State lawsuit against PFAS manufacturers drags on

More than eight months after Alaska sued dozens of companies for their role in the release of toxic chemicals into Alaska waters the case is now in multidistrict litigation being heard in South Carolina.

The Environmental Protection Agency, meanwhile, has moved forward with a plan to better protect drinking water.

The EPA announced Monday, Dec. 20, action to address the public health and environmental risks of per- or polyfluoroalkyl substances, known as PFAS.

EPA Administrator Michael Regan said the agency has finalized a rule establishing drinking water monitoring for 29 PFAS substances and lithium.

“With the data provided by this rule, EPA will be able to develop better regulations while the agency, states, and our local partners will be able to make protective public health decisions that are grounded in science,” Regan said.

EPA uses the Unregulated Contaminant Monitoring Rule to monitor for priority unregulated contaminants in drinking water every five years.


Back on April 7, the state filed a complaint against 3M Company, E.I. DePont de Nemours and Company and dozens of other firms for their part in releasing PFAS into the environment. The lawsuit alleges that for decades these companies knowingly designed, formulated, manufactured, marketed, distributed and/or sold PFAS laden products including one known as aqueous film-forming foam (AFFF), which is commonly used to extinguish fires involving petroleum or other flammable liquids, including jet fuel.

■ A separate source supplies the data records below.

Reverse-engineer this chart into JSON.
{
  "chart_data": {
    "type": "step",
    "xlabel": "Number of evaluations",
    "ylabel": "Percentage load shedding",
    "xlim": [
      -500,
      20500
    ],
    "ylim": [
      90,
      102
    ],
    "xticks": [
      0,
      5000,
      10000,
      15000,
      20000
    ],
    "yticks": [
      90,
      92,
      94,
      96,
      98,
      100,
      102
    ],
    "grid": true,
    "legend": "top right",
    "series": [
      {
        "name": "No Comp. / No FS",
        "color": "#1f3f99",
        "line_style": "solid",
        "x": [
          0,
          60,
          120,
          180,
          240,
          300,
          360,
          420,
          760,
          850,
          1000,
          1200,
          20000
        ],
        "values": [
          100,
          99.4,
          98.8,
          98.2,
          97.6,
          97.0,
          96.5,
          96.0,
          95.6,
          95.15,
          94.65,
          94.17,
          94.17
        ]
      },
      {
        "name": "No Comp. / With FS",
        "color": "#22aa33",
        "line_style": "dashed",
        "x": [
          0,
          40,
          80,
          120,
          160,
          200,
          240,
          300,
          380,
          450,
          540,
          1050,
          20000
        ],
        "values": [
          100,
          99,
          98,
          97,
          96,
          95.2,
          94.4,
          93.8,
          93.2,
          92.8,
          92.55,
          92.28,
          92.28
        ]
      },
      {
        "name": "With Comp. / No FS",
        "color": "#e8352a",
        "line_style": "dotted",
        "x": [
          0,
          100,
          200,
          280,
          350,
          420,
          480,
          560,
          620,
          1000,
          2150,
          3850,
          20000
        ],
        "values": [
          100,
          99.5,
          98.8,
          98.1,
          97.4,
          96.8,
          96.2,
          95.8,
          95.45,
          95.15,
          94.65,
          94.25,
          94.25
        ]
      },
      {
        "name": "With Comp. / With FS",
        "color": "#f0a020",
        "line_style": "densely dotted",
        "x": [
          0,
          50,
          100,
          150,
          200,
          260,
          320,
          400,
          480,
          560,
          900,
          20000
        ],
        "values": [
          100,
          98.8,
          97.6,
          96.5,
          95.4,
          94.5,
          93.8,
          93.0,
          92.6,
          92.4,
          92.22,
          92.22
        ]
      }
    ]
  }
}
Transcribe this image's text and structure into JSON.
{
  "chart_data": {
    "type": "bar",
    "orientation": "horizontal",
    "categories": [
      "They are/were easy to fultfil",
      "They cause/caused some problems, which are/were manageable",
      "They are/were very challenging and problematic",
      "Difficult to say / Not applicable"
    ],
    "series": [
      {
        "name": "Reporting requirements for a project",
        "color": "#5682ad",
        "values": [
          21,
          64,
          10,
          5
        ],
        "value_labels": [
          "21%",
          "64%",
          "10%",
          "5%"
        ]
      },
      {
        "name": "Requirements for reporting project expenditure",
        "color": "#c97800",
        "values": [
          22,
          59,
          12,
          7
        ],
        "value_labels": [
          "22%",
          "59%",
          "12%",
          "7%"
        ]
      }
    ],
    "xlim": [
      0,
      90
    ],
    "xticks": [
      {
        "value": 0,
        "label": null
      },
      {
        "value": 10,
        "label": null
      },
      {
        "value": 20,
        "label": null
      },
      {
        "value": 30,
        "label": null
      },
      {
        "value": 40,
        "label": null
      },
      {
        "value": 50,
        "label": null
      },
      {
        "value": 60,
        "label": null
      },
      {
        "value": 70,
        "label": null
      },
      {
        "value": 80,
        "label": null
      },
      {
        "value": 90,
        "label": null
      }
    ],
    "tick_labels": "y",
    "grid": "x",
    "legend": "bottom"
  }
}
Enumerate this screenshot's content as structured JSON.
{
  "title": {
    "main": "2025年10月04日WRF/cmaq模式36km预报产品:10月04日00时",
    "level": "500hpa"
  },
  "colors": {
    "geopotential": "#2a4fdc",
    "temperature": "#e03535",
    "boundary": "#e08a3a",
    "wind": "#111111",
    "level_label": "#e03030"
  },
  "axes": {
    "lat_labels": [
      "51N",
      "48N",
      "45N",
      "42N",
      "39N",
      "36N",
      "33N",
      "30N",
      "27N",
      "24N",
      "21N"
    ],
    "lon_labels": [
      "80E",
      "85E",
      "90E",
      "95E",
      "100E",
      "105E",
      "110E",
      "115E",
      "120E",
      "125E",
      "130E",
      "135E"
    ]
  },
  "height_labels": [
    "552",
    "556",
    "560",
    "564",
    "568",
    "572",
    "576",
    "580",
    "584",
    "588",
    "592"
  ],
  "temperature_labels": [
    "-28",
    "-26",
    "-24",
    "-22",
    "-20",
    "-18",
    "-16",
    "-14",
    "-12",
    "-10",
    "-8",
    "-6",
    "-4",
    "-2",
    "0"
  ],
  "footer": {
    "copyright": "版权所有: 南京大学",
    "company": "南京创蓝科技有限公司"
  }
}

After the original complaint was filed in Anchorage in early April the cases were removed to federal court in August and transferred to multidistrict litigation, said Aaron Sadler, a special assistant in the Alaska Department of Law in Anchorage. The state supported this transfer, which occurred Dec. 3, Sadler said.

The multidistrict litigation is comprised of about 500 cases pending before the federal court and is being heard in South Carolina, he said. Additional cases are expected to be filed or transferred to that court in the coming months. All of these cases involve varied causes of action and claims relating to PFAS. Plaintiffs generally contend that these aqueous film-forming foams containing PFAS contaminated groundwater near various military bases, airports and other industrial sites where AFFFs were used to extinguish liquid fuel fires, The plaintiffs allege that they were caused personal injury a need for medical monitoring, property damage or other losses, Sadler said.

Alaska’s case is in its briefing stage. Defendants have filed a motion for summary judgement and the plaintiffs’ motion in opposition was due Wednesday, Dec. 22. Summary judgment is a judgment entered by the court for one party against another party summarily, without a full trial.

The judge will rule on the motion and if the motion is denied, then trial in three cases is set to begin in the spring, he said.

The Alaska Legislature has under consideration bills to protect the state’s water supplies from contamination by and to test for PFAS in drinking water, and to severely restrict use of such products by permit only.